第14話

綱子ちゃんはお手洗い。

何故か和泉さんは待ちぼうけ。


案内して戻ろうと思ったのだけど。


「なんだよこの廊下。

 怖いじゃない。

 和泉帰っちゃヤダ、独りにしないでよ」


長尾家は日本家屋。

木造で廊下の隅は暗い。

趣の有る造りと現在では思ってるのだけど。

そういえば棲み始めたばかりの頃はアタシも恐かったりしたなー。


おトイレの中は数年前にはリフォーム。

ウォシュレットも付いてる。

けど、居間までの通路は明かりも弱く、大きいガラス戸からは庭が見えてる。

木や草花が立ち並ぶ庭。

明るい時見ればそれなりの光景なのだけど。

夜、しかもこんな雷も光っちゃうような雨の日はブキミに見えちゃう。


お手洗いから出て来た綱子ちゃんは照れ隠しか。

矢継ぎ早に喋る。


「和泉、アンタあの男とは何時結婚するの。

 実はアタシたちの知らないうちに籍入れてるなんてことは無いわよね」


ケッコン?

セキ?

席。

咳。

ケッコンって血痕。

なんちゃって。


「なに、そのトボケた顔。

 子供はどうすんの?

 まあ色んな人居るし、

 子供は作らないって人も居るから良いけど。

 考えだけでも聞かせなさいよ」


ケッコンて結婚。

誰と誰が?

結婚……って何だっけ?




餅子ちゃんはワインを開ける。

なんか酒でも呑まなきゃやってらんねーや。

ついでに六郎さんのお猪口にも日本酒を注ぐ。


目の前の男性はいまだに和泉さんが如何に素敵か語っている。

この人顔は赤くなってないけど、実はマジ酔いしてるんじゃ。


和泉さんと綱子さんが戻ってきてくれた。

六郎さんはさすがに和泉さんの事を語るのはストップ。


「じゃあ私はこの辺で。

 後で酔い覚ましにお茶でもお持ちしましょうか」

「大丈夫です。

 六郎さん、私がやります」


何故か答える和泉さんの顔は赤くなってる。

酔いが回ったのか。


「冷蔵庫にアイスが有ります。

 デザートです。

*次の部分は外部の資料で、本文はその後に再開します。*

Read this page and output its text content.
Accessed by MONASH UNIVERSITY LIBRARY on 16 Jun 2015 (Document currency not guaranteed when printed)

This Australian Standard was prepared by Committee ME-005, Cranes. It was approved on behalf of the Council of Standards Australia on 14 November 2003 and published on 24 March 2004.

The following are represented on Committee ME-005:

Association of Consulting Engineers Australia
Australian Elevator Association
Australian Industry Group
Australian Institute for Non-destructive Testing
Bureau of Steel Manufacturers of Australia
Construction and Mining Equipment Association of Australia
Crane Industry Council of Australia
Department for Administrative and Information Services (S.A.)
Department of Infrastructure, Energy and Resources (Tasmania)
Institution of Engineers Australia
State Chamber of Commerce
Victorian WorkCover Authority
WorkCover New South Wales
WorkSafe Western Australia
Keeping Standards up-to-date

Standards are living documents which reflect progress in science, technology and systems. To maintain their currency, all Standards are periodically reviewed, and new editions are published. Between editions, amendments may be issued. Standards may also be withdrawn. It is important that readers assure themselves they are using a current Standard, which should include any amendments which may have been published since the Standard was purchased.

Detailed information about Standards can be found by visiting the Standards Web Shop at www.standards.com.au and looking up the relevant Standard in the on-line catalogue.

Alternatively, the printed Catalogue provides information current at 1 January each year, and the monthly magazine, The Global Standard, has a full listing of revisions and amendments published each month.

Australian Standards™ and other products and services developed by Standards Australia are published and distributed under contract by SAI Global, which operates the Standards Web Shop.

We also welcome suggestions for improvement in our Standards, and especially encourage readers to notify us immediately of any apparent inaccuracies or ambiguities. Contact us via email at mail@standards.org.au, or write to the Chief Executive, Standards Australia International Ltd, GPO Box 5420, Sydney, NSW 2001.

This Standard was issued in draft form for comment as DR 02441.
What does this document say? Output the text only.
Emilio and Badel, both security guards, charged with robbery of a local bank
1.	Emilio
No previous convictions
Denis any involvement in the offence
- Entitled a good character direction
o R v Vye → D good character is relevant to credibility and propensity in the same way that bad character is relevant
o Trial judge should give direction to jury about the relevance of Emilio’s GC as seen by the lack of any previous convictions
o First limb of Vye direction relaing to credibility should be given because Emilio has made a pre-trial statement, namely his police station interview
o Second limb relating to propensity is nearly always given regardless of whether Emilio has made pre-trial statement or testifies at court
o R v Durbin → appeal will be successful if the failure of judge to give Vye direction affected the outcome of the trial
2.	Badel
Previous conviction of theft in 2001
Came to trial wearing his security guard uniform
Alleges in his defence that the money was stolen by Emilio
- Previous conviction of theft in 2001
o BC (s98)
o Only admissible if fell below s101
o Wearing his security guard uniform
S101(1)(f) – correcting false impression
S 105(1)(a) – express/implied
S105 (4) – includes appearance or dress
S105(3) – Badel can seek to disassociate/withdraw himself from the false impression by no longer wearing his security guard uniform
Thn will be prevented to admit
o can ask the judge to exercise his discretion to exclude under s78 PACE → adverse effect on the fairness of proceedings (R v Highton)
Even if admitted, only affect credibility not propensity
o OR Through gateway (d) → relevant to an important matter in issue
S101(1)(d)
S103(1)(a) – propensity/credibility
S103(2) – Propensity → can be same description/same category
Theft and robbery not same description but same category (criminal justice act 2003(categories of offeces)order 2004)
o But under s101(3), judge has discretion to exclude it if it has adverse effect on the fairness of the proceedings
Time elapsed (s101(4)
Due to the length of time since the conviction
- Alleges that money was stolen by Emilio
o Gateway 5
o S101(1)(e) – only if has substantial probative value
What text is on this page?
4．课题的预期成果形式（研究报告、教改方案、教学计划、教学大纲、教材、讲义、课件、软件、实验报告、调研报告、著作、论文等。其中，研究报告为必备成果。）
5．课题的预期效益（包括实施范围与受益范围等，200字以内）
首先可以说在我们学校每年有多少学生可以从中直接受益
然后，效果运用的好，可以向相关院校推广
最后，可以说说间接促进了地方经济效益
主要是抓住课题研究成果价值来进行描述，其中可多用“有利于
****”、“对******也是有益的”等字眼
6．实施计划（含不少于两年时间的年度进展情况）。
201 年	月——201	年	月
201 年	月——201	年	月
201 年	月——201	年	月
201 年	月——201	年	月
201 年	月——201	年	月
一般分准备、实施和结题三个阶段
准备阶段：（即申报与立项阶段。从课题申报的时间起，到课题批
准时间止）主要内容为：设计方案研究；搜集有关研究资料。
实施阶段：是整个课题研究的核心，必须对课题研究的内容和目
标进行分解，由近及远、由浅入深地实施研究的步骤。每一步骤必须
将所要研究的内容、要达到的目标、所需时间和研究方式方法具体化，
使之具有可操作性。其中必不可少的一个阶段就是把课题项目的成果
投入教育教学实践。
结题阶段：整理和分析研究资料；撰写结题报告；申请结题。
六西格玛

後で食べてください」


アイス。

更には買って来たケーキも有るのだ。

どっちを食べるのが正解なの?。

和泉さんは難問に頭を悩ます。

たった一つの冴えた回答。

それは。

両方食べちゃう。


餅子ちゃんはお酒と甘いものの組み合わせOKの人。

チョコをつまみにワイン飲んじゃう。

アイスクリームにカクテル注いで食べるのも良い。

綱子ちゃんはつまみは辛い物派。

ビールにスイーツは似合わない。

だけど、夏だしな。


顔がパァっと輝く三人。


「和泉、さっきの続き。

 お前ももうアラサーなんだし。

 考え聞かせろよ」


アラサー? 誰が?


「まだ30歳になる迄一年半あるよ」


否定する和泉さん。


「うん? もしかして和泉さん。

 アラサーって30代の事だと思ってません?」

「違うぞ、アラウンド・サーティー。

 25歳以上、34歳までがアラサーだ」


「綱子さん、それ大きく取り過ぎ。

 一般的には28歳から32歳位迄ですよ」


ええっ。

30歳になったらじゃ無かったの。

驚きの和泉さん。

25越えたらアラサーって言ったりもする、とすると。

とっくの昔。

なんてこったい。

気付かないウチにとっくのとうだったのか。